If your homepage is set to a static WordPress Page (a post that isn't part of any category... ) only the content in that page is displayed. Since there's only one entry, the loop actually doesn't "loop".
Pages also have a simple mechanism to select a template (page.php is the "default" Page template; search the documentation to undertand how to create a custom Page template). Categories require a custom category-#.php file that is "found" by WordPress if it exists (where the # is the id of the category). The disadvantage of this is that it ONLY applies to THAT category (based on the exact id number). Don't ask why... I'd guess it is because categories and posts came first and Pages (and selectable and sharable Page templates) came later, after seeing the disadvantages to the existing method for categories.
Archive.php is used when requesting archived stuff; single.php is used to display a single post...
Basically, the template file used is "hierarchical" beginning with index.php. If no other files are available, then index will be used for all things.
It's not like static html files at all. The content exists in database tables and is displayed in a file pertinent to both the post type (post or Page) and the the link calling the content (eg. a custom category-x.php file if it exists or the Page template selected if the link points to a Page) and the code and layout of the file used.
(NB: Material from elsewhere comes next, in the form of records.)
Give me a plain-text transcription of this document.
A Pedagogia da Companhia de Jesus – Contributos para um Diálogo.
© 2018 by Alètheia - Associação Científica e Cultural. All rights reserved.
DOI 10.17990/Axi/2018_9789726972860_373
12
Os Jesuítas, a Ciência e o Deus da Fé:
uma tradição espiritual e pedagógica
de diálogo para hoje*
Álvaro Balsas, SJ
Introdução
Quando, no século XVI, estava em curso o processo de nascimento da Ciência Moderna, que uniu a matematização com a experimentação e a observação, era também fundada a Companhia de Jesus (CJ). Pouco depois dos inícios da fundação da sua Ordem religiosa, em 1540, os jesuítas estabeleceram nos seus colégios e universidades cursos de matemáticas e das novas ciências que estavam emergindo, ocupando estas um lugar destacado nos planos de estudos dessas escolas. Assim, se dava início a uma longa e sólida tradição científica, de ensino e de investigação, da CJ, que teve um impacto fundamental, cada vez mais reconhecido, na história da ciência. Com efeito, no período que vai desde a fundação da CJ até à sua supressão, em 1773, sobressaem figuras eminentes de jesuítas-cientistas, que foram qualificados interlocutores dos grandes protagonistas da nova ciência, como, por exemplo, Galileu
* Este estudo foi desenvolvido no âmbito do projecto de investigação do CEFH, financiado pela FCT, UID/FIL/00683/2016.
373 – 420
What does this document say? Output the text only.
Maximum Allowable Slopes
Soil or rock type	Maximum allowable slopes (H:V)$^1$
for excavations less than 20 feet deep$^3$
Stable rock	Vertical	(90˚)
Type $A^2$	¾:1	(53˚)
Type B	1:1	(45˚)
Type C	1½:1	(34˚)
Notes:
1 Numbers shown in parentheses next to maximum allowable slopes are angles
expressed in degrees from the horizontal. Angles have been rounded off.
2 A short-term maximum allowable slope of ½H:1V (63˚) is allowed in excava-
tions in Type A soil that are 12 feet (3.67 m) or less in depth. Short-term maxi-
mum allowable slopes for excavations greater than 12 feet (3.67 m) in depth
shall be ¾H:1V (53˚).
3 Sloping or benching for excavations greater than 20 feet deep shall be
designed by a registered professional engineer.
And, sidebar.php and footer.php and header.php are shared by all the templates if you so desire. There's no requirement to have a separate footer or sidebar... they are simply just where you'd put common markup/code, etc that appears on all pages... generally. You can have different sidebars or footers or headers as desired but the get_header() or get_sidebar() or get_footer() function maybe wouldn't understand pointing to those... you'd use an include or require function instead.
It all comes down to understanding the big picture of the difference between how a static site provides content versus how it's done for dynamically generated content pages.